Along the highway on Poonamalle, tucked away amid trees is the Government Higher Secondary School for Blind. A little before noon, children run around happily as a holiday has been declared. “They would otherwise be in class. Today, they all went to a rally so they are tired,” assured a teacher. Not many are seen in uniform because most children have just one pair, which, in most cases, is torn. “These are children whose parents are not much interested in their studies. Most come from very poor families,” the teacher added.
Till 2010, the school which had very few teachers, used to have disastrous results in class X and class XII. A teacher recollects how two years ago, almost 90 per cent of students failed in one subject alone. “We have more teachers now, so the situation has improved. Getting teachers to work here is always a problem. Even now, we need teachers for geography and several other subjects,” another assistant said.

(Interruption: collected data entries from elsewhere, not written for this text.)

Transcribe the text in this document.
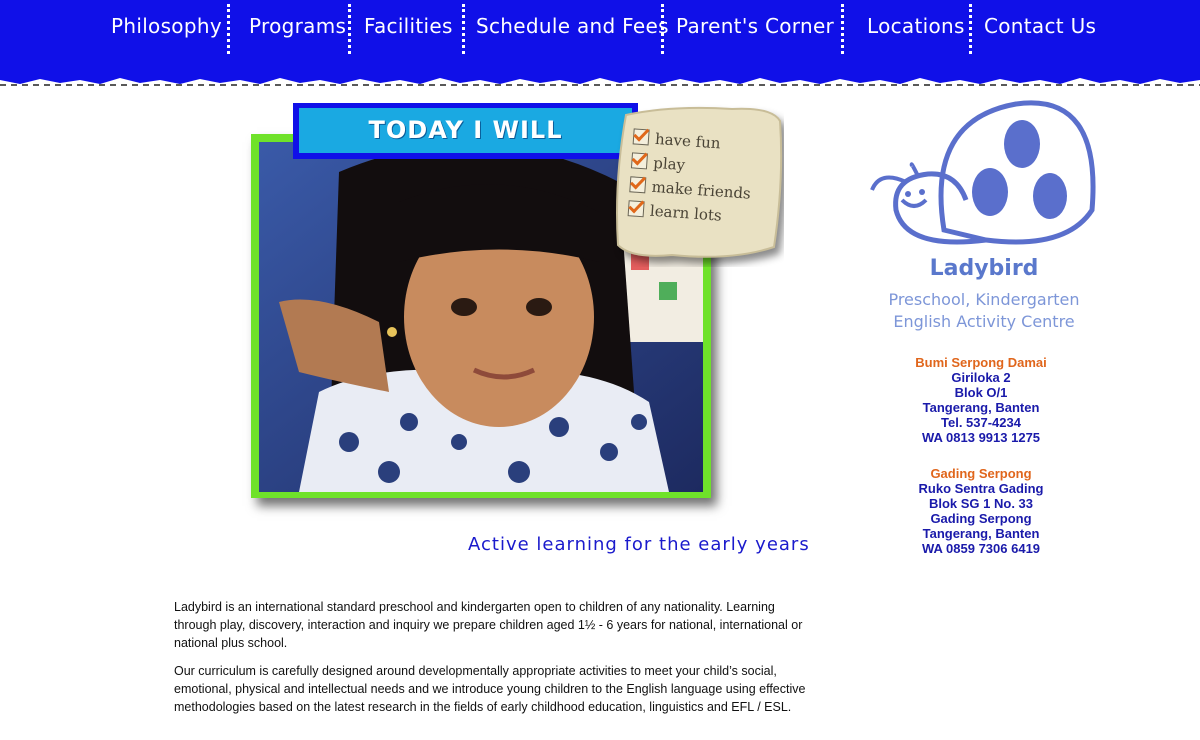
Philosophy Programs Facilities Schedule and Fees Parent's Corner Locations Contact Us
TODAY I WILL	have fun
play
make friends
learn lots
Active learning for the early years
Ladybird
Preschool, Kindergarten
English Activity Centre
Bumi Serpong Damai
Giriloka 2
Blok O/1
Tangerang, Banten
Tel. 537-4234
WA 0813 9913 1275
Gading Serpong
Ruko Sentra Gading
Blok SG 1 No. 33
Gading Serpong
Tangerang, Banten
WA 0859 7306 6419

Ladybird is an international standard preschool and kindergarten open to children of any nationality. Learning through play, discovery, interaction and inquiry we prepare children aged 1½ - 6 years for national, international or national plus school.

Our curriculum is carefully designed around developmentally appropriate activities to meet your child’s social, emotional, physical and intellectual needs and we introduce young children to the English language using effective methodologies based on the latest research in the fields of early childhood education, linguistics and EFL / ESL.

The students are more forthright though. “We have classes but our seniors don’t have regular sessions. They have more free periods because they have few teachers,” one boy said. Infrastructure is also a key concern as demonstrated by the leaking ceilings in many classrooms. Many of the hostel rooms are also in need of immediate attention, say students. Teachers are hopeful though of things improving. “We have been granted Rs 2 crore. Soon, the problems will get solved with the renovation,” a teacher added.
Special provisions ensure that even students above the age of 20 study in the school. “There is wide disparity in every classroom and few teachers understand that. Our struggle is to just get them to class and make them learn a few things so that they clear the board exams,” said another teacher. “Now that the government has given them an extra hour in the exam, we hope they will all pass,” he added.
The State government runs ten other residential schools for children with visual impairment across the State including one exclusively for girls in Tiruchi.
“Children join us very late here. You have ten-year-old boys studying in class II and so on. We don’t have many trained teachers to motivate them,” said another teacher. Many students are from rural parts of the State such as Dharmapuri, Erode and Cuddalore. The students don’t drop out but many remain absent for many days when they go home, said a helper at the school.